Facebook opening data up will pave the way for other corporations to follow suit in a more legal and ethical manner

“Facebook will open its data up to academics to see how it impacts elections”

The headline above seen in MIT Technology Review twitter feed definitely caught my attention as it was timely and related to my post yesterday.

So last week Facebook announced the first researchers who will have access to Facebook’s privacy-protected data as part of its role to promote independent research on social media’s role on elections. You can read the announcement here. Basically, Facebook wants to correct the world’s perceptions on them that their existence makes the world a better place, they do not misuse or allow third parties unknowingly misuse their biggest asset which is the users data.

I applaud this initiative, ignoring any political agenda behind it, if there is. This will actually set the foundation/framework on data sharing because Facebook aims to do it by “ensuring that privacy is preserved and information kept secure” and that it “acts in accordance with its legal and ethical obligations to the people who use their service”. Whatever they intend to do, they would not compromise people’s privacy. According to the announcement, Facebook has “consulted some of the country’s leading external privacy advisors and the Social Science One privacy committee for recommendations on how best to ensure the privacy of the data sets shared and have rigorously tested their infrastructure to make sure it is secure.

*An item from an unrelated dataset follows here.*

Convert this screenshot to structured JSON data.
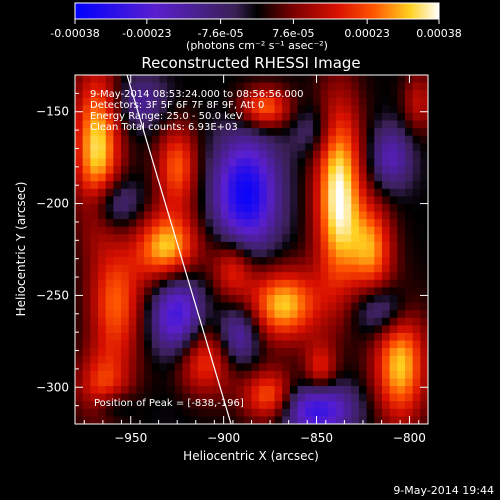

What’s interesting to me is they are building a process to remove personal identifiable information (“PII”) from the data set and specifically testing the application of differential privacy, an increasingly used innovative method of anonymising data which is a machine learning technique based on neural networks. In ODI’s report on Anonymisation and Open Data, differential privacy is defined as follows:

Differential privacy is a property of data systems that allows collection of aggregated statistics about a dataset but obfuscates individual records. When queried, a small amount of noise is added to the data such that if any one record were removed, the query result would stay the same. This means those using the data can never be entirely certain about any single person’s data.

If this is deemed successful, this will actually pave the way for other corporations specifically the traditional ones who are sitting on customers data to have the comfort of sharing privacy-protected data to external parties to harness the power of big data. The biggest challenge is to get the traditional lawyers, CEOs, senior management understand that anonymised data is NOT personal data.